Managing Mortgage Debt In Chapter 7
In many areas devastated by the foreclosure crisis families have been sent through the ringer looking for help. Luckily, filing for bankruptcy is one option that can help stop a foreclosure and assist in developing a plan to get caught up on mortgage debts.
Keeping Your Home
If you are considering filing for bankruptcy to help with an impending foreclosure, you can find help in either Chapter 13 or Chapter 7. While a Chapter 13 bankruptcy will allow you to repay your missed mortgage payments in a series of smaller payments over a period of a few years, the lengthy payment process can be stressful for some. Also, all of your debts will be rolled into the monthly payment, along with your missed mortgage debt payments, which can mean higher payment requirements. If you don’t make enough money to sustain a payment in Chapter 13, you may find that Chapter 7 is a better alternative.

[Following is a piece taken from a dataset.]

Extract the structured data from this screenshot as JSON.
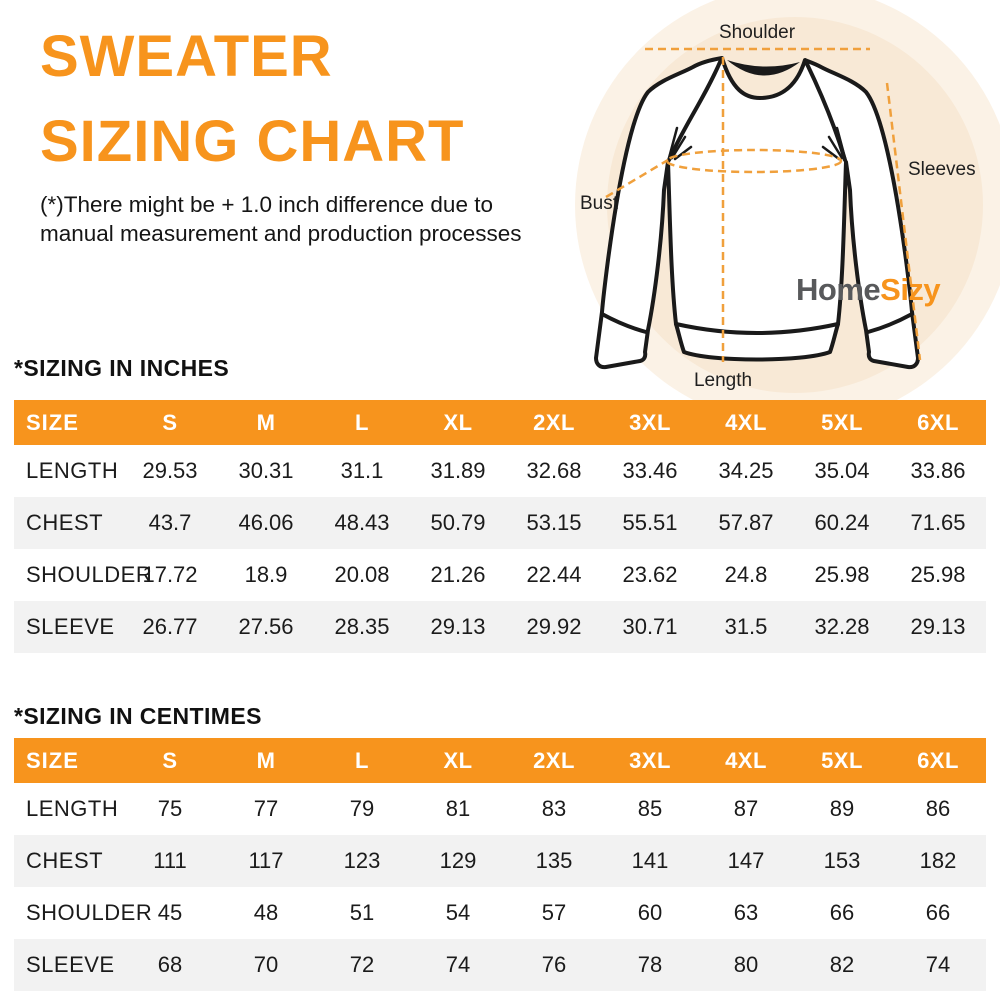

Unlike Chapter 13, most of your debts can be eliminated in Chapter 7 with little expense to you. That is to say that, in Chapter 7, most of your debts will be erased by creditors or satisfied through liquidating non-essential assets. When these other debts are resolved without the requirement of being repaid in full, you will have more money freed up to put towards your missed mortgage payments. Dealing with a foreclosure in Chapter 7 will require you to pay towards your mortgage debts if you intend to keep the home, but you will be able to do so without the stress of additional debt liabilities.